JP2863631B2 - Coaxial cable with conductive jacket - Google Patents

Description

Description: BACKGROUND OF THE INVENTION 1. Field of the Invention The present invention relates to an electric signal cable provided with a conductive jacket to reduce the problem of electrostatic discharge in an electronic device.

2. Description of the Related Art In the field of high frequency applications, the signal core of an electric signal cable is surrounded by one or more layers of conductive shields to prevent leakage of electromagnetic energy into or out of the cable. It has become. It has also been found that the conductive jacket can reduce the problem of electrostatic discharge in electronic devices. To provide an effective shield, attempts have been made to solve these problems using one or more layers of shield or metal coated polymer tape, such as braided metal wires or tapes, in multiple layers. . However, the multi-layered shield usually makes the cable relatively inflexible. Problems also arise when terminating such multilayer shields to ground or when grounding all layers of the shield. Many of these problems are discussed in U.S. Patent Nos. 4,871,883, 4,371,242 and
The details are described in the background part of the specification of No. 347,487, and for details, refer to the relevant portions of these documents.

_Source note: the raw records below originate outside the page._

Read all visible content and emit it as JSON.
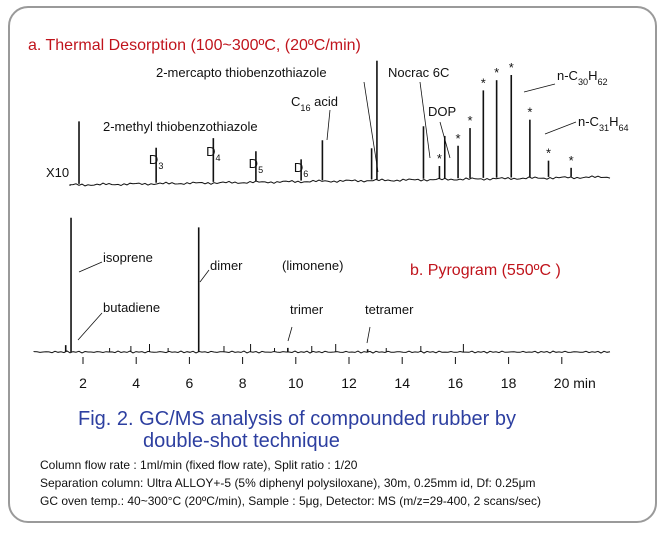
{
  "chart_data": [
    {
      "type": "line",
      "title": "a. Thermal Desorption (100~300ºC, (20ºC/min)",
      "scale_label": "X10",
      "x_unit": "min",
      "xlim": [
        0.3,
        20
      ],
      "peaks": [
        {
          "x": 1.85,
          "h": 0.5
        },
        {
          "x": 4.75,
          "h": 0.28,
          "label": "D",
          "sub": "3"
        },
        {
          "x": 6.9,
          "h": 0.35,
          "label": "D",
          "sub": "4"
        },
        {
          "x": 8.5,
          "h": 0.24,
          "label": "D",
          "sub": "5"
        },
        {
          "x": 10.2,
          "h": 0.17,
          "label": "D",
          "sub": "6"
        },
        {
          "x": 11.0,
          "h": 0.32,
          "label": "2-methyl thiobenzothiazole"
        },
        {
          "x": 12.85,
          "h": 0.25,
          "label": "C",
          "sub": "16",
          "suffix": " acid"
        },
        {
          "x": 13.05,
          "h": 0.95,
          "label": "2-mercapto thiobenzothiazole"
        },
        {
          "x": 14.8,
          "h": 0.42,
          "label": "Nocrac 6C"
        },
        {
          "x": 15.6,
          "h": 0.34,
          "label": "DOP"
        },
        {
          "x": 15.4,
          "h": 0.1,
          "marker": "*"
        },
        {
          "x": 16.1,
          "h": 0.26,
          "marker": "*"
        },
        {
          "x": 16.55,
          "h": 0.4,
          "marker": "*"
        },
        {
          "x": 17.05,
          "h": 0.7,
          "marker": "*"
        },
        {
          "x": 17.55,
          "h": 0.78,
          "marker": "*"
        },
        {
          "x": 18.1,
          "h": 0.82,
          "marker": "*",
          "label": "n-C",
          "sub": "30",
          "label2": "H",
          "sub2": "62"
        },
        {
          "x": 18.8,
          "h": 0.46,
          "marker": "*",
          "label": "n-C",
          "sub": "31",
          "label2": "H",
          "sub2": "64"
        },
        {
          "x": 19.5,
          "h": 0.13,
          "marker": "*"
        },
        {
          "x": 20.35,
          "h": 0.07,
          "marker": "*"
        }
      ]
    },
    {
      "type": "line",
      "title": "b. Pyrogram (550ºC )",
      "x_unit": "min",
      "xlim": [
        0.3,
        20
      ],
      "xticks": [
        2,
        4,
        6,
        8,
        10,
        12,
        14,
        16,
        18,
        20
      ],
      "xtick_labels": [
        "2",
        "4",
        "6",
        "8",
        "10",
        "12",
        "14",
        "16",
        "18",
        "20 min"
      ],
      "peaks": [
        {
          "x": 1.35,
          "h": 0.05,
          "label": "butadiene"
        },
        {
          "x": 1.55,
          "h": 0.98,
          "label": "isoprene"
        },
        {
          "x": 6.35,
          "h": 0.91,
          "label": "dimer"
        },
        {
          "x": 6.35,
          "h": 0.91,
          "label": "(limonene)"
        },
        {
          "x": 9.7,
          "h": 0.03,
          "label": "trimer"
        },
        {
          "x": 12.7,
          "h": 0.02,
          "label": "tetramer"
        }
      ]
    }
  ],
  "caption": {
    "line1": "Fig. 2. GC/MS analysis of compounded rubber by",
    "line2": "double-shot technique"
  },
  "notes": [
    "Column flow rate : 1ml/min (fixed flow rate), Split ratio : 1/20",
    "Separation column: Ultra ALLOY+-5 (5% diphenyl polysiloxane), 30m, 0.25mm id, Df: 0.25μm",
    "GC oven temp.: 40~300°C (20ºC/min), Sample : 5μg, Detector: MS (m/z=29-400, 2 scans/sec)"
  ]
}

Recently, there has been interest in providing cables having a conductive jacket, primarily to alleviate the problem of electrostatic discharge in electronic devices. When a conductive jacket is used with a metal coated polymer tape shield, a problem arises with the method of obtaining a conductive path from the jacket through the inner shield to ultimately contact the drain wire to ground all shield layers. The metal side of the metal coated polymer tape must face the inside of the cable so that it contacts the drain wires to provide the cable with the best electrical performance. A polymer tape layer having a metal layer coated thereon is between the metal layer and the conductive outer jacket and insulates the metal layer from the conductive outer jacket. One possible solution is to coat the metal on both sides of the polymer tape. However, this structure makes the cable extremely stiff, making processing very difficult.

Other solutions that have been attempted include laser etching of the polymer film at predetermined locations to expose the metal to the jacket, folding the end of the metal-coated polymer tape,
Exposing the metal ends to the jacket, cutting the aluminum coated polymer from the metal side of the tape and applying the ends to the jacketed side, and less than 100% to expose the drain lines Coverage (typically 150%
Using a 50% overlap or a 50% overlap) on the jacket.

None of these proposed solutions provide a reliable contact between the jacket and the shield, while maintaining flexibility or workability.

SUMMARY OF THE INVENTION The present invention comprises a conductively jacketed cable having at least one metal core for transmitting signals surrounded by electrical insulation. One or more conductive metal drain wires are arranged parallel to the insulated core wire. A metal-coated polymer tape coated with a thin semiconductive adhesive polymer film on the side opposite to the metal is wound around the core wire and the drain wire together. Surrounding the tape-wrapped cable is a semiconductive polymer jacket,
It may be taped or extruded over a cable. Thereby, a conductive path is provided between the jacket, shield and drain wire. Two insulated cores, together with one or more drain wires, are united together and wrapped with a metal-coated polymer tape coated with a thin semiconductive polymer film on the opposite side of the metal, for example, biaxial Alternatively, a triaxial cable can be formed.

Next, the drawings will be described. A more detailed description of embodiments of the present invention is provided. A solution to the problem of making a secure and reliable electrical contact between the conductive jacket and the cable shield is, according to the invention, to reduce the metal wrapped around the primary insulation of the cable, which acts as a shield for the signal carrying core. It is provided by applying a very thin semiconductive adhesive polymer film to the polymer side of the coated polymer tape.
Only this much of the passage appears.